Rees has had more than his fair share of experience in the style sector too. Before MH he worked on Loaded, GQ, and Jack – all of which he enjoyed. But he knew the time was right for change when he found himself spending more and more time negotiating with celebs to pose on the front cover.
It would seem Rees’ waning enthusiasm for men’s lifestyle magazines coincided with a nationwide sentiment much the same. In the last few months, Arena has folded, Maxim UK has gone online only and Loaded, FHM, Zoo and Nuts have all suffered from declining circulation. “The idea of a men’s lifestyle magazine is still relatively new. Before that there were specialist titles. What we are seeing now is a return to that form. If a magazine has a clearly defined remit it will do well in the current climate,” says Rees.
Production editor, Tom Stone, has a slightly different rationale as to why MH is doing well, “Health and fitness is a subject that appeals more to the older age bracket, which ties in with the magazine buying public. People buying magazines are getting older.” Stone recognises that the younger generation access information online whereas before they would have looked to magazines. But he also thinks it is possible to pull readers in from your website, if you make it good enough.
Here again, MH is excelling. This stems from the fact that their subject area is easily clubbable. The MH forums are choc-a-bloc with threads of conversations between members. These range from chats about the best place to get the season’s en vogue protein shake to discussions on, believe it or not, the key philosopher’s works for a novice to start with. With 697, 000 unique users each month the online community at MH is not to be sniffed at.
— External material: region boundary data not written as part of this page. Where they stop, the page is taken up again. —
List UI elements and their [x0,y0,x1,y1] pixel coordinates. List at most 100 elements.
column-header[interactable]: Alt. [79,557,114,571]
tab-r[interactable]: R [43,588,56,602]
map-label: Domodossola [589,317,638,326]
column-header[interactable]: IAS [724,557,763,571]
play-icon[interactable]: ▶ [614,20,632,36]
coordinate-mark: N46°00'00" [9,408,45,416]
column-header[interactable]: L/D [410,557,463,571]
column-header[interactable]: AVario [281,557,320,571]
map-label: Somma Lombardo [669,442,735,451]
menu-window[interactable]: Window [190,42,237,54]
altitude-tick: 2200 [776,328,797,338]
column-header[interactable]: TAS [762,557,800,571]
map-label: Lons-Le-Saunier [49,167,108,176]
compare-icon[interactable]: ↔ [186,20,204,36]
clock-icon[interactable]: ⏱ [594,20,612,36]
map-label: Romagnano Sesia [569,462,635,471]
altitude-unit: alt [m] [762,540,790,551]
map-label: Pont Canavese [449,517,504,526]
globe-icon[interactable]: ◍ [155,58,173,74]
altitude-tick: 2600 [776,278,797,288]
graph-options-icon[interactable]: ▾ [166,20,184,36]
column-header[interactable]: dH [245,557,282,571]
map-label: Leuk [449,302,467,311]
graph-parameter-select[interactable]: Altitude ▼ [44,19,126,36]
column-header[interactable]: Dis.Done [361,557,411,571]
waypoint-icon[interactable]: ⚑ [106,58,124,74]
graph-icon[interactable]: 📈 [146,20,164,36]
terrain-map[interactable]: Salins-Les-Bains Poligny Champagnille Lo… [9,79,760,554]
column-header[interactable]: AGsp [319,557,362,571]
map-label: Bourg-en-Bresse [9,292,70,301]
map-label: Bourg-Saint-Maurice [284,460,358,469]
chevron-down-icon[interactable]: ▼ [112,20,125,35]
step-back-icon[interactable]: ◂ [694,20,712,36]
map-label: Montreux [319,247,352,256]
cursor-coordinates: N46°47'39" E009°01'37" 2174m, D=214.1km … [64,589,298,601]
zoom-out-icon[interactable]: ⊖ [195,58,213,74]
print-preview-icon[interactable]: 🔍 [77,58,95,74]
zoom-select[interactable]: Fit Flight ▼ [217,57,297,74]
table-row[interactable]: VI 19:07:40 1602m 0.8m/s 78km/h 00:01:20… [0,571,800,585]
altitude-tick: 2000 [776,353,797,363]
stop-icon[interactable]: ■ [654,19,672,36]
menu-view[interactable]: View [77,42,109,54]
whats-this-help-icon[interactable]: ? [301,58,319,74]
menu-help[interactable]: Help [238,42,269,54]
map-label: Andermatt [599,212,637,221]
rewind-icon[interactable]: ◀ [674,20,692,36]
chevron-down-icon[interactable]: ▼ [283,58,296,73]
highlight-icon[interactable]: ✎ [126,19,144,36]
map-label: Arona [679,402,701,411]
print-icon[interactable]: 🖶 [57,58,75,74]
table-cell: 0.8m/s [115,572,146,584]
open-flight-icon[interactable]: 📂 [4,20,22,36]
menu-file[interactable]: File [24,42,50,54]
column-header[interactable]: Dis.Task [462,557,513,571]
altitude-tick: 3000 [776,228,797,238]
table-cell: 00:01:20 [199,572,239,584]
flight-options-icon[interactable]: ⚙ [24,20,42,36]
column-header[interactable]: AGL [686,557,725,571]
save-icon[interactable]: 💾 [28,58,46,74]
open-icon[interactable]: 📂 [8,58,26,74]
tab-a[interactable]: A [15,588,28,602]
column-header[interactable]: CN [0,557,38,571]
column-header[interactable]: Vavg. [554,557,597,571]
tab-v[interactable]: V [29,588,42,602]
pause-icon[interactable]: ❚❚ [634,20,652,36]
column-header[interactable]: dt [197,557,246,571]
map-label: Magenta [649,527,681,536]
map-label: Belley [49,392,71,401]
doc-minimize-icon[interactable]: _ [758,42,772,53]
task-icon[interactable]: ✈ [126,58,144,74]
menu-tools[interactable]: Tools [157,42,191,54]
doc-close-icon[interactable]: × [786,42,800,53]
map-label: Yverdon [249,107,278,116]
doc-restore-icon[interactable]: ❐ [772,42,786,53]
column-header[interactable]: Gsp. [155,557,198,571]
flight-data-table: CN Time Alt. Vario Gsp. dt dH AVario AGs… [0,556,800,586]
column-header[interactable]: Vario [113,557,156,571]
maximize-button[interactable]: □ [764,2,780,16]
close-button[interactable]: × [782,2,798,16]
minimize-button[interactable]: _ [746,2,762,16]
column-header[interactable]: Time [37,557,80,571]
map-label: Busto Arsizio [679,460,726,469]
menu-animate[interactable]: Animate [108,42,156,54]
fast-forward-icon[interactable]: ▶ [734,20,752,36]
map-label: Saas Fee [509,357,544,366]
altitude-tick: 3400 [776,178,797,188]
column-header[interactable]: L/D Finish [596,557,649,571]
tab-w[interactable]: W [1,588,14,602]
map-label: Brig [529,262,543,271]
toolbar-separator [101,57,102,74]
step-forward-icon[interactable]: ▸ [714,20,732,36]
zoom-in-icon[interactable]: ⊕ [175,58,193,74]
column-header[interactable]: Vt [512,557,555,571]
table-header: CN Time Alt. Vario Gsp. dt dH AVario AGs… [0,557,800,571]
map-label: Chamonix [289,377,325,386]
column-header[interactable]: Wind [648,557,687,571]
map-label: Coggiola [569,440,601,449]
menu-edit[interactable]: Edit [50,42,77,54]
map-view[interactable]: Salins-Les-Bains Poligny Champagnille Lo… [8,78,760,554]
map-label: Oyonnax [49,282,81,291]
But that is not to say the MH team are resting on their laurels.
“I want to make MH complete” says Rees, “what we have done in the last six years [since he started] is expand the remit of the magazine. It used to only deal with sex and abs. These days it deals with psychology, work/life balance, career progression, parenting, you name it.”
And where does Stone see MH in the next five years?
“It will be the number one men’s monthly magazine. It will be the market leader. I expect it will have a lot more imitators – other magazines trying to do the same thing. The lad’s mags are over. It is the time for the useful magazine.”
Testosterone fuelled, cocky, high expectations? Maybe, but with Rees and Stone at the helm there seems no reason why these should not be realised.